Assim, por exemplo, a partir principalmente dos anos 1970, os museus se transformaram em centros de entretenimento, onde contemplar uma obra de arte era uma atividade equivalente a ir ao restaurante, descobrir a mais nova sensação arquitetônica ou fazer compras em lojas que ofereciam design para classe média letrada. No fundo, os museus apareciam como os mais novos centros de lazer, impondo uma mutação na relação às obras de arte a partir da generalização da lógica desafetada do "acesso".

Isso quando não eram simplesmente uma peça fundamental de processos de financeirização e de rentabilização, tendo em vista os mais novos colecionadores potenciais.

Outra forma era tentar dar à arte alguma função explicita política fazendo dela o veículo de conteúdos de conscientização social ou de demandas de reconhecimento de grupos vulneráveis. Esta saída poderia parecer recuperar a esperança de uma arte que fosse enfim motor de transformação social.

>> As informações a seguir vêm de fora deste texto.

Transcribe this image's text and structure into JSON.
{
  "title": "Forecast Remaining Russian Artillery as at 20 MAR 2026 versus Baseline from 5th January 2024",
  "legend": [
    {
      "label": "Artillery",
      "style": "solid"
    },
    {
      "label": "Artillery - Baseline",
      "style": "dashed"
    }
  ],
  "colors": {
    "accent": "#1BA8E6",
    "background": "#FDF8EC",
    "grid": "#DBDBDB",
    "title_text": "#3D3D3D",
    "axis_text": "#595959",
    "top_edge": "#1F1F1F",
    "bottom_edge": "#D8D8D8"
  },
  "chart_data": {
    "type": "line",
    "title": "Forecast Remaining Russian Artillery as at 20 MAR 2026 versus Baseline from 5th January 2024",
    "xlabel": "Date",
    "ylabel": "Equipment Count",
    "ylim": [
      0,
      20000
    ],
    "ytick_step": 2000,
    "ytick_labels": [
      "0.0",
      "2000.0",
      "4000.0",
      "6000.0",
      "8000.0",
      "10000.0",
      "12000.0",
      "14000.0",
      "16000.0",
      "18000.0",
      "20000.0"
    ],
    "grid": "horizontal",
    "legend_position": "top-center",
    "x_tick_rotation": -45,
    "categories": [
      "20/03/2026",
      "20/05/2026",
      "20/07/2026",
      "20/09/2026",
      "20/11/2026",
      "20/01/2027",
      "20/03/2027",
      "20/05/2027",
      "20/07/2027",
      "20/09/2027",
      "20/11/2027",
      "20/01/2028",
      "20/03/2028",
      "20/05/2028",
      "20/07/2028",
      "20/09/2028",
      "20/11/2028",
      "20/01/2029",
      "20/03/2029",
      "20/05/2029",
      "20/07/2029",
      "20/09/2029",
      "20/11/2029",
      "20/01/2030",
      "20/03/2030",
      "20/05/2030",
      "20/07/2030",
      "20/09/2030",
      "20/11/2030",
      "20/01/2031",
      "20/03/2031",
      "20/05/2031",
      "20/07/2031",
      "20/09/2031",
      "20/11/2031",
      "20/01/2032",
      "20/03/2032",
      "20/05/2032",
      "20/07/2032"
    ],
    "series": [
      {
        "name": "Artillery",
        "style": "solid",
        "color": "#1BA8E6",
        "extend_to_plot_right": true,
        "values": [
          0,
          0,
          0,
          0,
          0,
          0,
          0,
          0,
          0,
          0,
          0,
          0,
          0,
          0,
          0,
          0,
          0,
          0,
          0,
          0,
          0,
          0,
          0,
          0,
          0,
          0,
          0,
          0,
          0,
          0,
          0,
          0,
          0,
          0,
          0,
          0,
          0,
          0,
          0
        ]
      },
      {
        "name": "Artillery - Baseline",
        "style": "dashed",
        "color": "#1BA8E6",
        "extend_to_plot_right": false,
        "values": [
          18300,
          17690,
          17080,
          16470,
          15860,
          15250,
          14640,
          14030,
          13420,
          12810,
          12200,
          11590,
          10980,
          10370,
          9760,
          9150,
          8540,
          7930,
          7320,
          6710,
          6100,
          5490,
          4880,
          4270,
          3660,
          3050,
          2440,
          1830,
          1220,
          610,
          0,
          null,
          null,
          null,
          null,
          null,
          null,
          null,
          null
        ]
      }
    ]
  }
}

No entanto, esta submissão da arte a uma lógica de propaganda apenas reiterava uma ideia fundamental que sustenta nosso mundo. Pois se trata de respeitar o veredito das sociedades capitalistas segundo o qual o que é desprovido de função não pode existir, o que não tem necessidade deve ser eliminado, o que é incompreensível deve ser visto como servindo apenas à perpetuação de formas de dominação. Ou seja, essa saída parecia engajada mas era muito mais conservadora do que gostaria de imaginar.

Nesse ponto, talvez seja útil lembrar que o destino da arte passa por nos mostrar como o que é desprovido de lugar, o que é desprovido de função pode expressar a insistência em um mundo outro, em uma forma outra de sensibilidade na qual a percepção das coisas não estará submetida à descrição unidimensional de sua função e lugar específicos.
Talvez isso explique um pouco porque toda sociedade autoritária despreza seus artistas. É interessante como elas sempre usam um termo recorrente para expressar tal desprezo, a saber, parasitas, desocupados. Um termo que voltou ultimamente a ser ouvido entre nós por nossos artistas. Pois há de fato uma dimensão de liberdade da arte em relação ao que se reduz à mera ocupação, ao mero preenchimento da reprodução de lugares já determinados que é insuportável a uma subjetividade embrutecida pela limitação do seu horizonte de experiência à perpetuação do presente.

Essa liberdade da arte sempre soou como uma afronta aos não querem outra coisa do que continuar a sustentar a reprodução de um mundo incapaz de produzir qualquer satisfação efetiva com sua existência.